Auf der Plattform können aktuelle und ehemalige Berufstätige ihre Arbeitgeber bewerten, ohne dabei erkannt zu werden. Gerade in diesem Segment ist Anonymität besonders gefragt, denn im Gegensatz zu Onlinebewertungen von Hotels und Restaurants könnten bei der negativen Meinung über die Arbeitsstelle Kündigungen oder Verwarnungen drohen. Und was, wenn bald die Klarnamenpflicht auf Plattformen wie Kununu, Stepstone, Indeed und Co kommt?

Ein Vorstoß der ÖVP fordert genau das: Klarnamenpflicht im Internet.

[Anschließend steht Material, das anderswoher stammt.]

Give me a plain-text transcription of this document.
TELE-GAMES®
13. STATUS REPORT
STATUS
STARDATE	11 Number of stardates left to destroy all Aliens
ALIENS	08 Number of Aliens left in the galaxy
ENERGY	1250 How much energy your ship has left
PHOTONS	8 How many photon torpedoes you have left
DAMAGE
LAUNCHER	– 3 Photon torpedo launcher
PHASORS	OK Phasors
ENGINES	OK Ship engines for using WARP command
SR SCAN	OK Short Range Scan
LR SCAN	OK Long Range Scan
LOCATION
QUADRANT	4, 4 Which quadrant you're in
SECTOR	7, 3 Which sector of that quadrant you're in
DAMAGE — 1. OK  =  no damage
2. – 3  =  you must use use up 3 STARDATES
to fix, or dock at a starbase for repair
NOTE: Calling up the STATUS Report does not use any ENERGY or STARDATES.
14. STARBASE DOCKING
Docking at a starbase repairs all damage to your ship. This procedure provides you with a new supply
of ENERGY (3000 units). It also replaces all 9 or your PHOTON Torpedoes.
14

Digitalisierungsstaatssekretär Florian Turksy erklärte in einer Pressekonferenz, er wolle Fake-Bewertungen und Hass im Netz verhindern, indem Betriebe oder Unternehmen die Person hinter einem Pseudonym identifizieren können sollen.

Anonym – oder echter Name?

Sie stellten dazu eine Umfrage des Instituts für Demoskopie und Datenanalyse (IFDD) vor. 70 Prozent der Österreicherinnen und Österreicher würden bei Onlinerezensionen ihren echten Namen angeben, 22 Prozent bleiben anonym. Die meisten würden sich außerdem eine Klarnamenpflicht bei Hotelbewertungen und Kommentaren in den Medien wünschen.

Arbeitgeberbewertung auf kununu
Viele Bewertungen auf Kununu fallen zuungunsten der Unternehmen aus, allerdings anonym geschrieben.
Kununu Screenshot

Die Bewertungsplattformen von Arbeitgebern und Jobs wurden nicht thematisiert. Wer sich aber durch die besagten Plattformen klickt, wird kaum Klarnamen finden. Dabei folgen Unternehmen den Rezensionen durchaus.

Erst kürzlich ging ein Unternehmen in Hamburg vor Gericht, weil es sich durch negative Bewertungen diffamiert gefühlt hatte. Das Oberlandesgericht Hamburg entschied im Februar, die Betreiber der Plattform Kununu soll den Namen der oder des Bewertenden nennen. Ansonsten müsse der Erfahrungsbericht gelöscht werden. Der Bundesgerichtshof in Deutschland entschied Ähnliches bereits einige Male und gab Regeln für die Bewertungsplattformen vor. Klagt eine Firma über eine vermeintlich falsche Aussage, muss Kununu überprüfen, ob eine Person wirklich in dem betroffenen Unternehmen gearbeitet hatte.

Gespaltene Meinung

In Österreich gab es bisher keine Fälle, die vor Gericht gingen oder derart beanstandet wurden, richtet Kununu auf Anfrage aus. Aber was sagen Arbeitgeberbewertungsplattformen zu dem Vorstoß aus der Politik? Gefährdet eine Klarnamenpflicht ihr Geschäftsmodell? "Wir stimmen dem Digitalisierungsstaatssekretär zu", sagt ein Sprecher der Plattform dem STANDARD. "Plattformen sollten gegen Hassrede und Fake-Bewertungen vorgehen. Das tun wir tatsächlich längst."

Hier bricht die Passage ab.